Что именно убитый, а не раненый, он подумал еще раньше, чем, отбросив винтовку, присел на корточки над упавшим. Красноармеец лежал ничком, неловко и жалко вывернув набок стриженую детскую голову. Кровь стекала у него по шее на пыльную землю: пуля попала прямо в горло, в адамово яблоко.
– Чуть панику не устроил, гад! – сказал, останавливаясь над мертвым, рослый капитан с небритой щетиной. В руках у него был наган – это он стрелял первым. – Паникер, гад! – повторял капитан. – Собаке собачья смерть!
Но, хотя он говорил грубо и уверенно, у него у самого были собачьи, виноватые глаза. А грубостью своих слов он, кажется, хотел убедить самого себя и окружающих в том, что был прав, стреляя в этого человека.
Синцов был как потерянный. Первое, что он сделал на войне, – убил своего! Хотел спасти – и убил!.. Что могло быть бессмысленней и страшней этого?!
Он так до конца дня и не узнал толком, что происходило кругом. То говорили, что Минск по-прежнему в наших руках, то, наоборот, что Борисов уже взят немцами; ближе к вечеру стали говорить, что где-то в семи километрах отсюда удалось остановить немецкие танки; впереди и правда, не приближаясь и не удаляясь, слышалась густая артиллерийская стрельба… Все эти обрывочные сведения доходили до Синцова словно в тумане – между бомбежками, тяжелыми мыслями о только что совершенном убийстве и новыми допросами.
Уже на закате к Синцову подошел боец и сказал, что его зовет к себе полковник.
Полковник-танкист, по праву самого энергичного из оказавшихся здесь людей распоряжавшийся всеми другими, стоял на опушке леса у замаскированной ветками палатки, к которой как раз в эту минуту двое связистов тянули шнур полевого телефона. Рядом с полковником стоял батальонный комиссар в пограничной форме.
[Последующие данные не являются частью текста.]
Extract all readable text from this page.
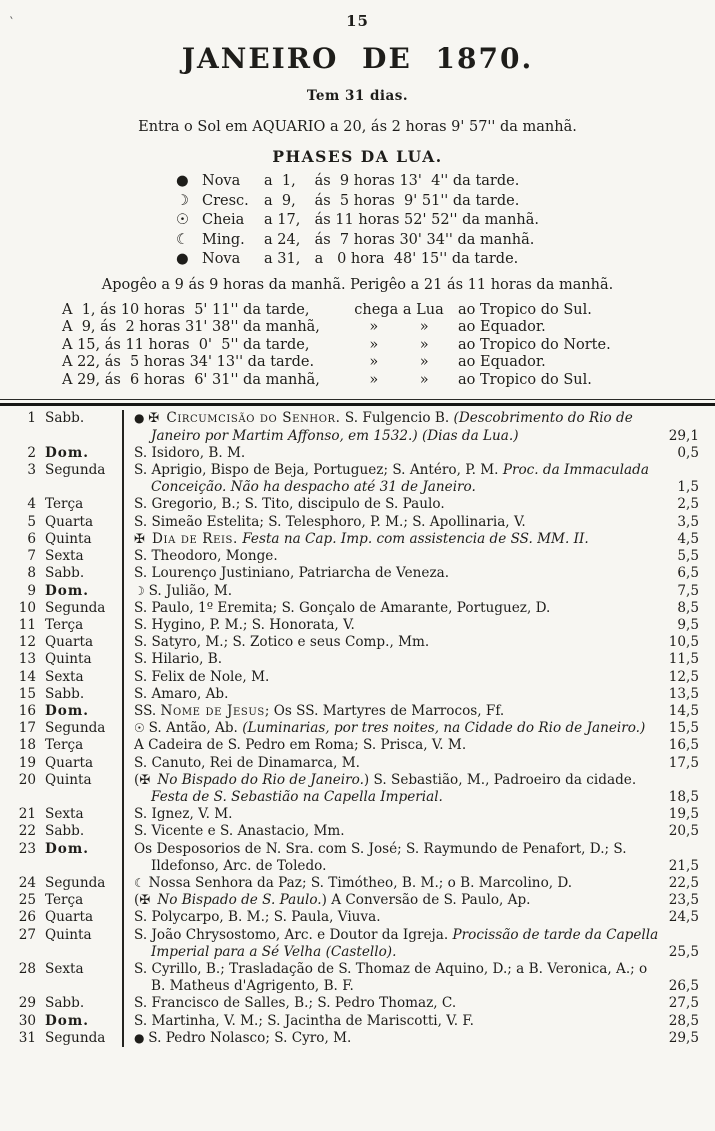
`	15
JANEIRO DE 1870.
Tem 31 dias.
Entra o Sol em AQUARIO a 20, ás 2 horas 9' 57'' da manhã.
PHASES DA LUA.
● Nova	a  1, ás  9 horas 13'  4'' da tarde.
☽ Cresc.	a  9, ás  5 horas  9' 51'' da tarde.
☉ Cheia	a 17, ás 11 horas 52' 52'' da manhã.
☾ Ming.	a 24, ás  7 horas 30' 34'' da manhã.
● Nova	a 31, a   0 hora  48' 15'' da tarde.
Apogêo a 9 ás 9 horas da manhã. Perigêo a 21 ás 11 horas da manhã.
A  1, ás 10 horas  5' 11'' da tarde,	chega a Lua ao Tropico do Sul.
A  9, ás  2 horas 31' 38'' da manhã,	»         »	ao Equador.
A 15, ás 11 horas  0'  5'' da tarde,	»         »	ao Tropico do Norte.
A 22, ás  5 horas 34' 13'' da tarde.	»         »	ao Equador.
A 29, ás  6 horas  6' 31'' da manhã,	»         »	ao Tropico do Sul.
1 Sabb.	● ✠ Circumcisão do Senhor. S. Fulgencio B. (Descobrimento do Rio de Janeiro por Martim Affonso, em 1532.) (Dias da Lua.)	29,1
2 Dom.	S. Isidoro, B. M.	0,5
3 Segunda	S. Aprigio, Bispo de Beja, Portuguez; S. Antéro, P. M. Proc. da Immaculada Conceição. Não ha despacho até 31 de Janeiro.	1,5
4 Terça	S. Gregorio, B.; S. Tito, discipulo de S. Paulo.	2,5
5 Quarta	S. Simeão Estelita; S. Telesphoro, P. M.; S. Apollinaria, V.	3,5
6 Quinta	✠ Dia de Reis. Festa na Cap. Imp. com assistencia de SS. MM. II.	4,5
7 Sexta	S. Theodoro, Monge.	5,5
8 Sabb.	S. Lourenço Justiniano, Patriarcha de Veneza.	6,5
9 Dom.	☽ S. Julião, M.	7,5
10 Segunda	S. Paulo, 1º Eremita; S. Gonçalo de Amarante, Portuguez, D.	8,5
11 Terça	S. Hygino, P. M.; S. Honorata, V.	9,5
12 Quarta	S. Satyro, M.; S. Zotico e seus Comp., Mm.	10,5
13 Quinta	S. Hilario, B.	11,5
14 Sexta	S. Felix de Nole, M.	12,5
15 Sabb.	S. Amaro, Ab.	13,5
16 Dom.	SS. Nome de Jesus; Os SS. Martyres de Marrocos, Ff.	14,5
17 Segunda	☉ S. Antão, Ab. (Luminarias, por tres noites, na Cidade do Rio de Janeiro.)	15,5
18 Terça	A Cadeira de S. Pedro em Roma; S. Prisca, V. M.	16,5
19 Quarta	S. Canuto, Rei de Dinamarca, M.	17,5
20 Quinta	(✠ No Bispado do Rio de Janeiro.) S. Sebastião, M., Padroeiro da cidade. Festa de S. Sebastião na Capella Imperial.	18,5
21 Sexta	S. Ignez, V. M.	19,5
22 Sabb.	S. Vicente e S. Anastacio, Mm.	20,5
23 Dom.	Os Desposorios de N. Sra. com S. José; S. Raymundo de Penafort, D.; S. Ildefonso, Arc. de Toledo.	21,5
24 Segunda	☾ Nossa Senhora da Paz; S. Timótheo, B. M.; o B. Marcolino, D.	22,5
25 Terça	(✠ No Bispado de S. Paulo.) A Conversão de S. Paulo, Ap.	23,5
26 Quarta	S. Polycarpo, B. M.; S. Paula, Viuva.	24,5
27 Quinta	S. João Chrysostomo, Arc. e Doutor da Igreja. Procissão de tarde da Capella Imperial para a Sé Velha (Castello).	25,5
28 Sexta	S. Cyrillo, B.; Trasladação de S. Thomaz de Aquino, D.; a B. Veronica, A.; o B. Matheus d'Agrigento, B. F.	26,5
29 Sabb.	S. Francisco de Salles, B.; S. Pedro Thomaz, C.	27,5
30 Dom.	S. Martinha, V. M.; S. Jacintha de Mariscotti, V. F.	28,5
31 Segunda	● S. Pedro Nolasco; S. Cyro, M.	29,5
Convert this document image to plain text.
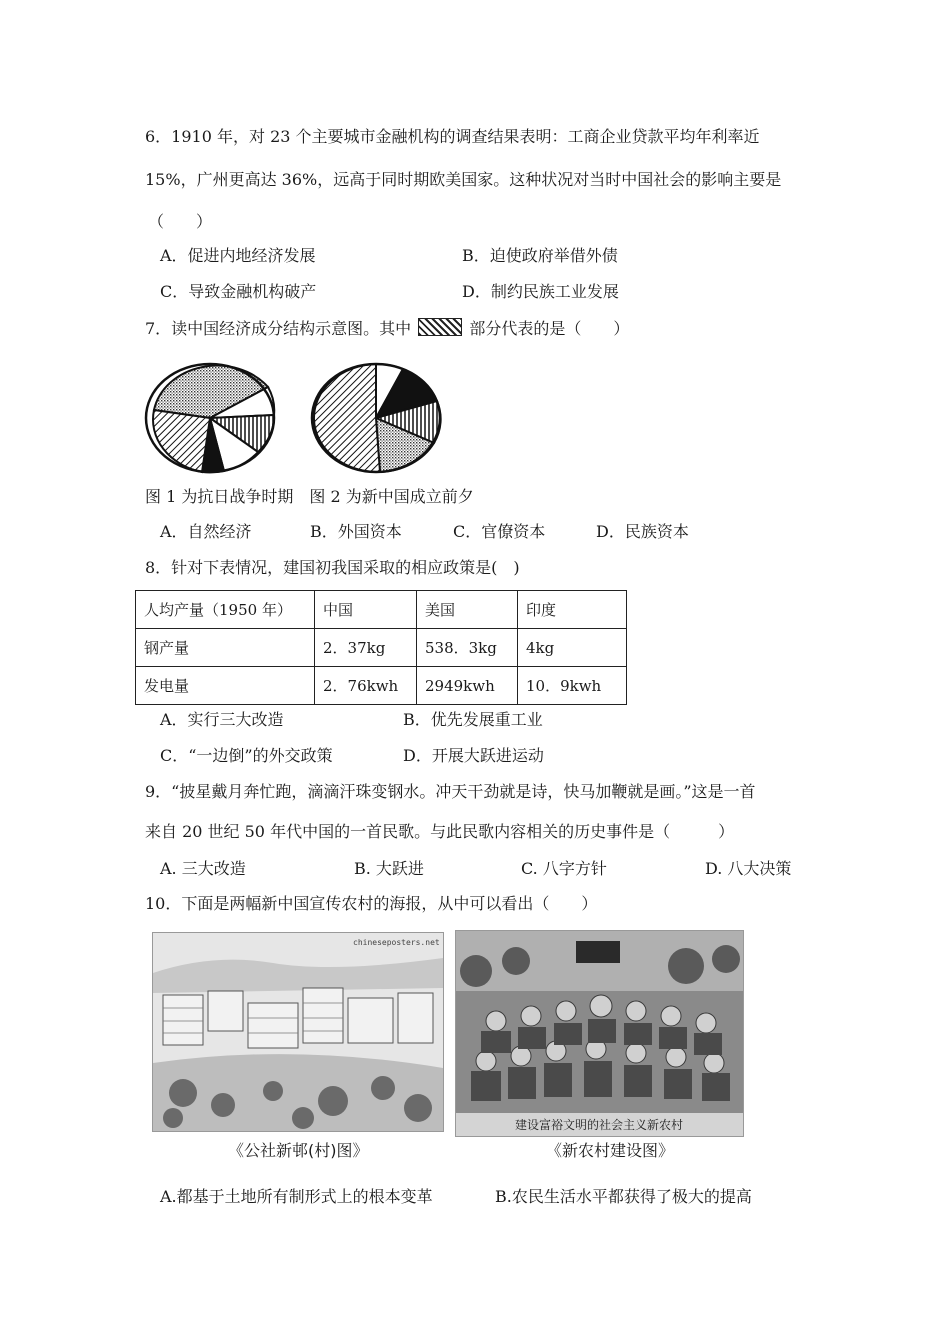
6．1910 年，对 23 个主要城市金融机构的调查结果表明：工商企业贷款平均年利率近
15%，广州更高达 36%，远高于同时期欧美国家。这种状况对当时中国社会的影响主要是
（　　）
A．促进内地经济发展	B．迫使政府举借外债
C．导致金融机构破产	D．制约民族工业发展
7．读中国经济成分结构示意图。其中	部分代表的是（　　）
图 1 为抗日战争时期　图 2 为新中国成立前夕
A．自然经济	B．外国资本	C．官僚资本	D．民族资本
8．针对下表情况，建国初我国采取的相应政策是(　)
人均产量（1950 年）	中国	美国	印度
钢产量	2．37kg	538．3kg	4kg
发电量	2．76kwh	2949kwh	10．9kwh
A．实行三大改造	B．优先发展重工业
C．“一边倒”的外交政策	D．开展大跃进运动
9．“披星戴月奔忙跑，滴滴汗珠变钢水。冲天干劲就是诗，快马加鞭就是画。”这是一首
来自 20 世纪 50 年代中国的一首民歌。与此民歌内容相关的历史事件是（　　　）
A. 三大改造	B. 大跃进	C. 八字方针	D. 八大决策
10．下面是两幅新中国宣传农村的海报，从中可以看出（　　）
chineseposters.net
《公社新邨(村)图》
建设富裕文明的社会主义新农村
《新农村建设图》
A.都基于土地所有制形式上的根本变革	B.农民生活水平都获得了极大的提高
– Вы спрашивали про Политуправление фронта, – без предисловий сказал полковник-танкист остановившемуся перед ним Синцову. – Вот он знает, где Политуправление фронта, – показал он на пограничника. – Где-то под Могилевом, он туда едет, может взять вас с собой.
Пограничник молча кивнул.
– Сейчас, я только вещи возьму! Подождете три минуты?
Пограничник снова кивнул и взглянул на часы.
– Я быстро! – Синцов бегом побежал к грузовику взять лежавший там в кузове чемодан.
Но грузовика на прежнем месте не было. С минуту походив кругом, словно исчезнувший грузовик мог вырасти из-под земли, Синцов вспомнил, что его ждут, и, махнув рукой, побежал обратно.
Пограничник стоял у палатки и нетерпеливо переминался.
– Где же ваши вещи? – спросил он.
– В машине были, куда-то уехала, не знаю… – сказал Синцов. – Поеду так.
Он был рад и тому, что час назад, когда стало вечереть, вынул из машины и накинул на плечи шинель.
– Да, – сказал пограничник и похлопал себя по тощей полевой сумке. – Мои вещи тоже все тут, даже шинели нет, в машине сгорела.
Он мог бы сказать Синцову, что у него пропало все: сгорел дом, где он жил, и погибла семья, – но он сказал только о сгоревшей шинели и добавил:
– Пошли!
Они прошли два километра по лесной дороге, до ее пересечения с Минским шоссе. Синцов все ждал, что они остановятся у одной из спрятанных под деревьями машин и поедут на ней; он пропустил мимо ушей слова батальонного комиссара про сгоревшую в машине шинель. И только когда они вышли на Минское шоссе, по которому от времени до времени проносились грузовики, и пограничник сказал: «Сейчас проголосуем до Орши», – Синцов понял, что у батальонного комиссара нет никакой машины и они будут добираться на попутной.